The company, founded in 1853 by James W. Queen, initially specialized in the importation of scientific equipment. But by 1900, they were best known for the self-regulating tube, developed by H. Lyman Sayen, that they manufactured "in-house." Queen & Company seems to have exited the x-ray business sometime around 1912, however they continued to operate for many years afterwards.
In the above photo, we see that the cupped aluminum cathode is housed inside a slightly enlarged portion of the glass arm attached to the left side of the bulb. The anode (target) is positioned in the center of the bulb and oriented at a 45 degree angle off the long axis of the tube. Note that the electrical terminals are loops on the end of the platinum wires that penetrate the ends of the glass arms. As is characteristic of many of the earliest tubes, metal caps are not employed.
The fame of the Queen tube was due to its unique and highly effective regulator. This regulator, possessing its own pair of electrodes, was unique because it was completely isolated from the tube. The source of gas used to increase the pressure inside the tube when the latter was too "hard" was the white chemical (potash) lining the small pointed bulb seen inside the regulator.
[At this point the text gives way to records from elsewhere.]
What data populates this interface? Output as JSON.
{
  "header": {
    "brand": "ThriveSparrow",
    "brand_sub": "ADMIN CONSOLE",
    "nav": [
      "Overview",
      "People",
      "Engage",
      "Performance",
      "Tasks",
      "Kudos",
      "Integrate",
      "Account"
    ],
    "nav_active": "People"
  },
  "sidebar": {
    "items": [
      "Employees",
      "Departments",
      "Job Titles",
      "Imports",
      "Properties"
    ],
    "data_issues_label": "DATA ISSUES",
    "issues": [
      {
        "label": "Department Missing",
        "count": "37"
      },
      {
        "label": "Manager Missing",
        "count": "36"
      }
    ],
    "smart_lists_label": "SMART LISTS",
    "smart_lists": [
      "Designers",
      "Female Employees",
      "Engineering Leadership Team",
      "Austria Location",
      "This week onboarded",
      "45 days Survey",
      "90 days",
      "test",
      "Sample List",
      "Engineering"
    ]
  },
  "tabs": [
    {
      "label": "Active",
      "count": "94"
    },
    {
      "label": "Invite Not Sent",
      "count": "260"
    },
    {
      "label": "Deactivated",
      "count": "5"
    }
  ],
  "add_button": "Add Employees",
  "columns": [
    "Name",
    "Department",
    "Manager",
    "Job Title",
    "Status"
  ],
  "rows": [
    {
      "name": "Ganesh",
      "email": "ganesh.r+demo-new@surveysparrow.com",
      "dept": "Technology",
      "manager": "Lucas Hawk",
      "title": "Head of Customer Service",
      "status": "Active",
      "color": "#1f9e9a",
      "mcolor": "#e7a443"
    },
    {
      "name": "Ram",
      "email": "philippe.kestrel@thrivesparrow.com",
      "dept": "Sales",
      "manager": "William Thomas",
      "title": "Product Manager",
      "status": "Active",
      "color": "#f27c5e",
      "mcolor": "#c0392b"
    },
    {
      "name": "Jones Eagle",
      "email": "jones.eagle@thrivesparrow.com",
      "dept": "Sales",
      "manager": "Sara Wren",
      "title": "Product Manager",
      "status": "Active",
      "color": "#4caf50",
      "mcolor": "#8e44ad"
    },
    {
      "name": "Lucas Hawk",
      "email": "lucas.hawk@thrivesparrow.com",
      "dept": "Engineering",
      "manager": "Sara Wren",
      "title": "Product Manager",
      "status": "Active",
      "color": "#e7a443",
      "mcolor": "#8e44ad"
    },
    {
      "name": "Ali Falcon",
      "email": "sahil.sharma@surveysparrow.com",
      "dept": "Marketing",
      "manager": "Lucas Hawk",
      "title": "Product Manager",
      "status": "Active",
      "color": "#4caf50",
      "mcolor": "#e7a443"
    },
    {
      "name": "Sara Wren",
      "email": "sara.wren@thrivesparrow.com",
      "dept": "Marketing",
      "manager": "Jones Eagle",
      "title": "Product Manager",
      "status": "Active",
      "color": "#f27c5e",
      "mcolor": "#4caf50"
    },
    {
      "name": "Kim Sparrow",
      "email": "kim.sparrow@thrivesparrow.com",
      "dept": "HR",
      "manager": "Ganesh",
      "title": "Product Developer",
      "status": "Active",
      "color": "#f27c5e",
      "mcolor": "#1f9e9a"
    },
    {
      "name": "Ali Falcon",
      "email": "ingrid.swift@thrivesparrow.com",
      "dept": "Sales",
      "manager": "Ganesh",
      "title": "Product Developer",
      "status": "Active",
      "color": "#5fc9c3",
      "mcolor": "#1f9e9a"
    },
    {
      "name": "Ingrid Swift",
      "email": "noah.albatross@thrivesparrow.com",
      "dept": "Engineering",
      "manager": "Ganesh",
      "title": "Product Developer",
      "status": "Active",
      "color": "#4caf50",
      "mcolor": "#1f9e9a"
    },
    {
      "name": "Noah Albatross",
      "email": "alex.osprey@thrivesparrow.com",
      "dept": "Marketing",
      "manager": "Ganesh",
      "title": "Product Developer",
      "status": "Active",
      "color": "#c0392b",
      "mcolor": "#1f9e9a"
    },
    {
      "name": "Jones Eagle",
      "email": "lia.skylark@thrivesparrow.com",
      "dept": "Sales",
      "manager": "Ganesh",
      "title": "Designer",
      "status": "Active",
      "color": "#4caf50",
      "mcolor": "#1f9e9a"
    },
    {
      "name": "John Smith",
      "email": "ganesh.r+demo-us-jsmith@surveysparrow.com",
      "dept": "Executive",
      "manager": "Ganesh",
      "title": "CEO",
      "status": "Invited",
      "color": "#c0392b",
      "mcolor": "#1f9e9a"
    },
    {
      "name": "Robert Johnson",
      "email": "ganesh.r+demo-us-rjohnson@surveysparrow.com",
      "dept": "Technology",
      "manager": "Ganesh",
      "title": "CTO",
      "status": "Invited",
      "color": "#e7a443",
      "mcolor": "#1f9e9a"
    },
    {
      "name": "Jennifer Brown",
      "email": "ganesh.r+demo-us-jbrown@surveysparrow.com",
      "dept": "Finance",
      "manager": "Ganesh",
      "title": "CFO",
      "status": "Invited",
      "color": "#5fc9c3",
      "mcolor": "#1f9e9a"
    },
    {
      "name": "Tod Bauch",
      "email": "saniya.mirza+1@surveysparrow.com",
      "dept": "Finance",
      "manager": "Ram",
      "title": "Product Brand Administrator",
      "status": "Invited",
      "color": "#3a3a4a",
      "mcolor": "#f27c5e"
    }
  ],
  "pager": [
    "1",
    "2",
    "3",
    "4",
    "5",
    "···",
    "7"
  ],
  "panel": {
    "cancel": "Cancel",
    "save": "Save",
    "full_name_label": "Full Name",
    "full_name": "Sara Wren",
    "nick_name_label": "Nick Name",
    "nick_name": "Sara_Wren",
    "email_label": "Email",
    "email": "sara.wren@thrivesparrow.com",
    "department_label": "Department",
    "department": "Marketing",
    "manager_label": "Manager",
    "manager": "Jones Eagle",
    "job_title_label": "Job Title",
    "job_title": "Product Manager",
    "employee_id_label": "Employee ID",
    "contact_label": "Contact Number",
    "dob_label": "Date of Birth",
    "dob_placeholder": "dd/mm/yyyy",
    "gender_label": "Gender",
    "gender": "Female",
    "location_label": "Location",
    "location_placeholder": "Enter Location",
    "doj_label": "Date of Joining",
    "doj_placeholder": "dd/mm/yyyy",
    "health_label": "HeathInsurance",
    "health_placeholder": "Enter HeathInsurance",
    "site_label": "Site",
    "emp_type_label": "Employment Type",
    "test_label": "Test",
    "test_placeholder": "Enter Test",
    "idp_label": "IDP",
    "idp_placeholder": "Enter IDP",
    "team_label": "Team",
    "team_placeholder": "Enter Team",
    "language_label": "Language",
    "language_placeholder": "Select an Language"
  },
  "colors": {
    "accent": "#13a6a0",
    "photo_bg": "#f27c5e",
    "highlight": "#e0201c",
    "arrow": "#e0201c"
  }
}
Unlike the regulator proper, this small bulb is connected to the main bulb.
When the pressure inside the tube gets low, the resistance to the stream of electrons (i.e., cathode rays) to the platinum target increases. The result: a decrease in the output of X-rays. At some point, the resistance becomes so great that the electrons begin to jump the gap from the electrical contact for the cathode to the end of the wire lever connected to the regulator. As a result, a current now passes through the regulator from its cathode to its anode. Some of the electrons associated with this current strike the small pointed bulb and heat it. As the chemical inside the small bulb gets hot, it emits a gas that enters the main body of the X-ray tube. This increases the gas pressure in the tube and therefore its conductivity. When the pressure is just right, the current stops jumping the spark gap to the regulator and begins flowing, as it should, to the tube's anode (target).
This has what is known as a light anode. "Light anode" is a bit of a misnomer—technically it should be called a light anticathode. In any event, the low mass of the target could not withstand prolonged intensive use.
The paper label on the glass arm housing the cathode gives a patent date of 1897.